Well, that didn’t work – Finding your Fitness Match

Ever look at pictures on Instagram or Facebook and say “I did [insert diet or fitness program here] and didn’t have those results” or “good gosh, I do not understand how she gets up so early to workout. I am just not a morning person.” It can be frustrating when you’re on your own journey, and see everyone else having luck with the same things you’ve tried, without the same results.

But there’s an important reason why this happens: you’re you, and they’re them. Not everyone will enjoy the same things, not everyone’s body’s will have the same reaction, and not everyone has the same resources (be it time, money or motivation) to make it work.

I love to run, even though I’m not BQ fast, but I know there are so many people that just don’t enjoy it, and that’s okay. I am just not a Cross-Fit person. Nothing about it appeals to me, but I know a ton of people that have changed their lives with it. It works for them, that is all that matters.

So how do you find your thing?

Know what you like. If you like dancing, try something like Zumba or Turbo Jam. If you like being pushed to your limit, but at your own pace, try classes like Unite Fitness in the Philly area or workout at home with Insanity Max:30. If you like focusing on getting strong, take a Body Pump class at a local gym, or try something like Body Beast, or the 21 Day Dix Extreme (my current obsession). If you love meat, don’t go vegan. If you are lactose intolerant, don’t force yourself to go whole, and only drink whole milk and eat real butter. If you don’t enjoy it, you won’t stick with it.

Know your limitations. If it’s been years since you went for a run, don’t try to do 10 miles on your first run back. If you only have 30 minutes to workout and stretch each day, don’t get a membership to a bikram yoga studio. If you can’t afford an expensive gym membership, don’t let that be your excuse, there are a million (likely not an exaggeration) ways you can get a good workout without a gym. If you start to resent your workouts or your nutrition plan, you won’t stick with it.

Have a support system. Even if you prefer to workout alone, having someone or a group of people to check in with regularly to make sure you’re sticking to your plans is a great way to ensure you stay on track. Your family, even if they aren’t working out with you, need to understand and support what you’re doing. They need to understand why you need time to workout, why your making changes to the meals they’re eating, why you’re making yourself the most important person for at least part of the day.

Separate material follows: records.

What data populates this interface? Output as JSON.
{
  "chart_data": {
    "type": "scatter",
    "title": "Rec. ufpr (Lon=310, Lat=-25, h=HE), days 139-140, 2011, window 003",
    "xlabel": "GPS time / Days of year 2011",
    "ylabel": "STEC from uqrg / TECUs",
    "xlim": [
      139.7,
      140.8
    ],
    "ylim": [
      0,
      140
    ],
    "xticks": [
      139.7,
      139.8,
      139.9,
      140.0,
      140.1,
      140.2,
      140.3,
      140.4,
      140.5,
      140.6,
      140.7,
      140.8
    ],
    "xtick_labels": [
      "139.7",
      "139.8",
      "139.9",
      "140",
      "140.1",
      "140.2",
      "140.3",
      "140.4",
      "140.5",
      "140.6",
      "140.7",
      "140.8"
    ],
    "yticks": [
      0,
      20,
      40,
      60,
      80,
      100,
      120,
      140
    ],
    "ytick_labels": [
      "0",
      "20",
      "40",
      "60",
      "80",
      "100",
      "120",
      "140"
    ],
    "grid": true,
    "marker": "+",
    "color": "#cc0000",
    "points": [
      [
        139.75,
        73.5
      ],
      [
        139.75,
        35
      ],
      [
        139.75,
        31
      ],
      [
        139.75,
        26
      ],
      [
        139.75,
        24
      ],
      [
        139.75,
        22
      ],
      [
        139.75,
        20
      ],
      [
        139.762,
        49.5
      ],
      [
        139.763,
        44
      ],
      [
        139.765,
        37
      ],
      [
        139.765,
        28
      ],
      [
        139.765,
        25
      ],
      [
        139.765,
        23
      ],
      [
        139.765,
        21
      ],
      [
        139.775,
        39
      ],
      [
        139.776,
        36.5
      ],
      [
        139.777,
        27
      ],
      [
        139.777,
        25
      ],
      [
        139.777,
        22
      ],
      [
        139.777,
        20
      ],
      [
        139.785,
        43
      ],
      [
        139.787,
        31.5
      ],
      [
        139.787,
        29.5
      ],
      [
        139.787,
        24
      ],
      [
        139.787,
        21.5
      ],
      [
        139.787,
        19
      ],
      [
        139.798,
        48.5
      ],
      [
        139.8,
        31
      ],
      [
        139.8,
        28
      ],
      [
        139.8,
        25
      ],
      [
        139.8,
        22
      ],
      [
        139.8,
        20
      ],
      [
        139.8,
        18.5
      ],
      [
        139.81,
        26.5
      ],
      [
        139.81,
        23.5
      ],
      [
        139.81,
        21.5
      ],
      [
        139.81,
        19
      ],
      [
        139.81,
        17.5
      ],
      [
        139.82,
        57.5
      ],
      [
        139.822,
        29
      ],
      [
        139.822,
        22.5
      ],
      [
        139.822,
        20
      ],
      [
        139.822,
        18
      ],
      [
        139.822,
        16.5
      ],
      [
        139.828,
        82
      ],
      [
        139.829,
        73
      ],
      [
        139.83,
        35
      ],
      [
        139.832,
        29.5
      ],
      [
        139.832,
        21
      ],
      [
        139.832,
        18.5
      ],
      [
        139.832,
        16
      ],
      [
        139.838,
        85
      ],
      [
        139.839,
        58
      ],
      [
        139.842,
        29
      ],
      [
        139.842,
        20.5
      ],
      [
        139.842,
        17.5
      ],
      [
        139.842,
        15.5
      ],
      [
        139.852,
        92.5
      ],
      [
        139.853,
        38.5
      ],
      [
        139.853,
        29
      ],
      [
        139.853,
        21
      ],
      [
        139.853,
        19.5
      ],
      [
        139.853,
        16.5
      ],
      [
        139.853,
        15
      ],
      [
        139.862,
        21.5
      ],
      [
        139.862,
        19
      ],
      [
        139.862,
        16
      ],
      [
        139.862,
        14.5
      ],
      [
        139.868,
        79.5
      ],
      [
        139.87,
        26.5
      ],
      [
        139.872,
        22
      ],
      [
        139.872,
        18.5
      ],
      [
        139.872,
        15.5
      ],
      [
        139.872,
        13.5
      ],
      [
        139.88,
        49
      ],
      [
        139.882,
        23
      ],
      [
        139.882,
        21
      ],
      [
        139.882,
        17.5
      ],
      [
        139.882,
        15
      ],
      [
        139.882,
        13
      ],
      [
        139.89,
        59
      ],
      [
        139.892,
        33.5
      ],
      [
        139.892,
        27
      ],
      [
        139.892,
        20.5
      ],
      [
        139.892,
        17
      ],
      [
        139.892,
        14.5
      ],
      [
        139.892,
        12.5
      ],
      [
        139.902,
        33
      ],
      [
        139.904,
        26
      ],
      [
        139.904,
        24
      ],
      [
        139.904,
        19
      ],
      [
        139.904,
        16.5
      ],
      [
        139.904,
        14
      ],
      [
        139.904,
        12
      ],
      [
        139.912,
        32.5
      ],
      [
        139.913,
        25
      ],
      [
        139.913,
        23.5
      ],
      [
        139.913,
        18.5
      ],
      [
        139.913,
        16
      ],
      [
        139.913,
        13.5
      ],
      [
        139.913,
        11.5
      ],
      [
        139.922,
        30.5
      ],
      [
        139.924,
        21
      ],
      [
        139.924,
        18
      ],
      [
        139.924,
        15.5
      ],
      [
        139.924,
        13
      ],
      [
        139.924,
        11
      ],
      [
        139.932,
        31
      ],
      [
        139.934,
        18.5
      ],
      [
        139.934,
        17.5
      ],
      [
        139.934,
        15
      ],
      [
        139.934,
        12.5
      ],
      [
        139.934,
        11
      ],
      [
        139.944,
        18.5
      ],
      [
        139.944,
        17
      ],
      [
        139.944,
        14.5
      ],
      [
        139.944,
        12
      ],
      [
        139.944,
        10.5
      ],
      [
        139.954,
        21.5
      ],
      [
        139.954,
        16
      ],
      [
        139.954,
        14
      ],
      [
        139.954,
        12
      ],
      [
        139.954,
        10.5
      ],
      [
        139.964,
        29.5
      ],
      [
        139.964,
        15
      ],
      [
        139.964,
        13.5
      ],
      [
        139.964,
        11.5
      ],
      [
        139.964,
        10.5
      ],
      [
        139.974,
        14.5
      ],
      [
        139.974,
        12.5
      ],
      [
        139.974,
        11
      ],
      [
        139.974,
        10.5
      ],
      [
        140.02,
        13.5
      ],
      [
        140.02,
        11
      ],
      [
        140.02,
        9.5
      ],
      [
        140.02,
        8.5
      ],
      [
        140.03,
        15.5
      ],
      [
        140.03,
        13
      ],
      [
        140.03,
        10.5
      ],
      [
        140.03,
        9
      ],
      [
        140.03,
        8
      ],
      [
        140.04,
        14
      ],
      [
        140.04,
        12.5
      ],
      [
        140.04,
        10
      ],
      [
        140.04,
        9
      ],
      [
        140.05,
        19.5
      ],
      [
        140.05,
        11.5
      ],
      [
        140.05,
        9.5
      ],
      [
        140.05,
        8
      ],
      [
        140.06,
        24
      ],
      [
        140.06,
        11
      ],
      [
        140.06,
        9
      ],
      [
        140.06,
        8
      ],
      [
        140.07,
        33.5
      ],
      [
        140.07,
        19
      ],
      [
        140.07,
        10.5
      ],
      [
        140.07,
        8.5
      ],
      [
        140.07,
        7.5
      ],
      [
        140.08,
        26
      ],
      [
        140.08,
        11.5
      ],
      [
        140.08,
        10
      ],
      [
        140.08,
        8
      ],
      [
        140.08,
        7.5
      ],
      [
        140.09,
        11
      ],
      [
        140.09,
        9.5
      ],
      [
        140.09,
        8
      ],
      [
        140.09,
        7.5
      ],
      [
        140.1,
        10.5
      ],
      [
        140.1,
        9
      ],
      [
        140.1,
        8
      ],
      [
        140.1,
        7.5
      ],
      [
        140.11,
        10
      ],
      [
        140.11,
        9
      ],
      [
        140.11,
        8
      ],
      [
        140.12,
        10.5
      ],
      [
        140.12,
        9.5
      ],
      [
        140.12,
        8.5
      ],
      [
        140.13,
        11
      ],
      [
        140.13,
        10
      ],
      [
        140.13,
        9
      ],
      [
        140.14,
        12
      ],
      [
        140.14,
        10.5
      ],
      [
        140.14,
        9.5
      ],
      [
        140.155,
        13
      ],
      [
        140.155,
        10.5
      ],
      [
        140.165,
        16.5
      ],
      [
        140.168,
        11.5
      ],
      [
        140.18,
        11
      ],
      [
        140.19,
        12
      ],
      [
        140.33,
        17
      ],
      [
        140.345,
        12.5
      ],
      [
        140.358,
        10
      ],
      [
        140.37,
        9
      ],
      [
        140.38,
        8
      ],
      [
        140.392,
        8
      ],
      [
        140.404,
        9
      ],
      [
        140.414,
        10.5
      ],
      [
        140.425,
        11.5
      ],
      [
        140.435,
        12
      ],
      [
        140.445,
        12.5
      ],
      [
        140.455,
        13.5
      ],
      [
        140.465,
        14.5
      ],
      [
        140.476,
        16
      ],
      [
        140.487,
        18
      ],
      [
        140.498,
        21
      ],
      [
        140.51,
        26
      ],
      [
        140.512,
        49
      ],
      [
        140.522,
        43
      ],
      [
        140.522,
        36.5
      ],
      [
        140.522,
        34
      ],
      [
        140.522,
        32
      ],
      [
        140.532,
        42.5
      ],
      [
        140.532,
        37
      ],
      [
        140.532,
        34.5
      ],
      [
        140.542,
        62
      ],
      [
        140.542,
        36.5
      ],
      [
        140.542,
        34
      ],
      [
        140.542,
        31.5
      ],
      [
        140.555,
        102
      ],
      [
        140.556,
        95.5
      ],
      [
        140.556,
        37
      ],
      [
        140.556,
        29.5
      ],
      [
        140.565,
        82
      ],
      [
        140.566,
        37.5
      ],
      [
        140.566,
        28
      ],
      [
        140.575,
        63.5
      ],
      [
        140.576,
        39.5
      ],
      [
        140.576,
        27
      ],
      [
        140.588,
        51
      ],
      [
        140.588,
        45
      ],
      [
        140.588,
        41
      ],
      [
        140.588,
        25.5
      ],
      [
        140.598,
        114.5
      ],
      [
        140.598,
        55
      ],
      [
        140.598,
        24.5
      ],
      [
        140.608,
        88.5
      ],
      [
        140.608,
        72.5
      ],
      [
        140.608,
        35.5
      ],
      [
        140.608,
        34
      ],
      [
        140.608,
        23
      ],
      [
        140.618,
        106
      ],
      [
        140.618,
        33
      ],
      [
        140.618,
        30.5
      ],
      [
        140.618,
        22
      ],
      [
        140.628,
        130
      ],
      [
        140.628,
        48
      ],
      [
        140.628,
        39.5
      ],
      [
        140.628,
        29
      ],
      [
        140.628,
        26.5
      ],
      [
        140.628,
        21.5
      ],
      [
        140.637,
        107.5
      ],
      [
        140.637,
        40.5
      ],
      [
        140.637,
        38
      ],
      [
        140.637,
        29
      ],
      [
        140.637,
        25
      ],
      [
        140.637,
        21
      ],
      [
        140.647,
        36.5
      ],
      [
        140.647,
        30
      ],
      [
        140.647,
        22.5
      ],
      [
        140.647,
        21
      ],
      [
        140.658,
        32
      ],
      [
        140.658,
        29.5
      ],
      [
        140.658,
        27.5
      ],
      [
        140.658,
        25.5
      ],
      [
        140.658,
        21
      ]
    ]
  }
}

Be prepared. Any new workout, or nutrition plan, whether for weight loss, general health improvement or to get stronger, is not going to be easy all the time. If it is, you’re probably not doing it right. But if you know not every day is going to make you feel like a million bucks, you’ll be prepared to move past it and continue on instead of giving up.

Get moving. Once you make the decision to get started, don’t wait. Use whatever motivated you to think about it and get going.

 

What’s your fitness personality?

What made you get motivated to start your journey?

Who wants a little accountability help?

12 thoughts on “Well, that didn’t work – Finding your Fitness Match

  1. Thanks for the great post. I truly believe everyone should personalize their wellness journey to get lasting results and get off the fitness roller coaster.

  2. A support system is key and also being happy in your own skin. I do think that sometimes there are not so friendly competitions on social media about joining the maniacs for half or full marathons and “running all the races.” This year I have far fewer races on my calendar and I am okay with that.

  3. So true! I am and never will be a morning runner. I never thought about it this way though – I always thought I was too “lazy” or something. This really put it into perspective!

  4. Thanks for the great reminder that we’re all on our own personal journey, not somebody else’s. While its great to have a support system, fitness is very much an individual journey. While we can support one another, what might work for one person won’t necessarily work for you.

  5. This is such a great post! I hear from friends quite often that they “can’t do” the workouts I am doing or running the distances I do (which aren’t far) and because of that, they don’t want to meet at the gym or whatever. It’s so easy to fall into comparing ourselves to those around us. I know I did when I first signed up with my trainer and saw some of the exercises his other clients were doing, trying to figure out why I wasn’t doing them, too. But in the end, it really just comes down to what we are each comfortable with and what we are able to accomplish.

    • I personally will often turn people down when they say they want to run together because I know I run much slower than they do, but I’ll often suggest doing something else like going for a walk or spinning or yoga and then having coffee or brunch. It has made me more conscious of asking others to do active things, not wanting to make people uncomfortable.

  6. Love this, C. I always tell my kids “you worry about you” when they start telling me about so-and-so doing or saying something different than what they are used to/their capabilities. I also have to remind myself the same thing. Not everything is going to be the perfect match. AND THAT IS OKAY. I like checking things out but not everything is going to be a match, for a variety of reasons.

  7. What a GREAT post! I think the online fitness community can be intimidating and it can be easy to feel a bit “little old me” at times when everyone is going one way and you’re not going in the same direction. Wise words, my friend!

    • Completely! Even down to the number of races you’re signed up with! Everything feels like a competition, when in reality, each of us has our own thing to do and knows what will work best for us!